Harden

/impeccable onboard

Design first-run experiences, empty states, and paths to value.

When to use it

/impeccable onboard is for the moments that decide whether a new user sticks around: the first screen, the empty state, the setup flow, the product tour, the “what do I do now” gap. Reach for it when activation is weak, when new users drop off before reaching value, or when your product has empty states that say “no items yet” and stop there.

How it works

The command starts from one question: what is the aha moment, and how fast can a new user get there. Every design decision points at that moment.

It works across the surfaces that shape first impressions:

  1. First-run experience: the moments immediately after sign-up. Should the user see a tour, a blank canvas, a filled example, or nothing at all. Pick the approach that matches the product.
  2. Empty states: every zero-data screen gets oriented. Where am I, why is this empty, what do I do next, what will it look like once it is full.
  3. Setup and installation: required configuration is minimized, defaults are smart, each step explains why it matters.
  4. Progressive disclosure: advanced features stay out of the way until they are earned.
  5. Activation events: the moment a user first experiences the core value is instrumented and celebrated, quietly.
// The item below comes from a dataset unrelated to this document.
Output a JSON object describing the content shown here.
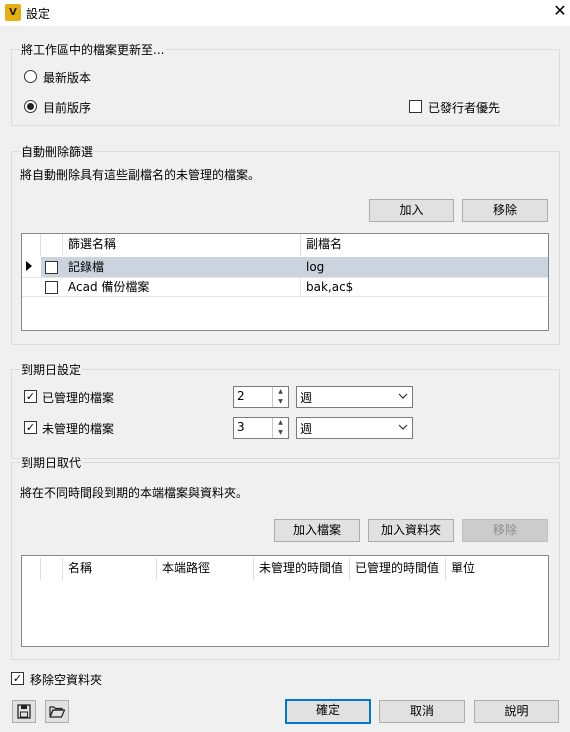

The command resists two common failure modes: over-tutorialized onboarding where users click through a carousel before they can touch anything, and zero-onboarding where users are dropped into an empty app and expected to figure it out.

Try it

/impeccable onboard the editor

Typical output:

  • First-run: replaces empty editor with a filled example document the user can modify. Cancel button discards the example, edit replaces the content with the user’s work.
  • Empty state on document list: “No documents yet. Create your first, or import from Notion, Google Docs, or Markdown.”
  • Setup: reduced from 6 required fields to 1 (workspace name). Everything else has a smart default and can be edited later in settings.
  • Activation: the first time a user saves a document, a quiet toast says “Saved. Your work is in the cloud now.” One-time, not repeated.

Pitfalls

  • Adding a product tour as the default answer. Most products do not need a tour. They need a better first screen. Tours are a crutch.
  • Designing onboarding without defining the aha moment. If you cannot say in one sentence what the user should feel in the first 60 seconds, go back to /impeccable shape first.
  • Running onboard on a broken flow. Fix the flow first. Onboarding cannot rescue a product where the core action is broken.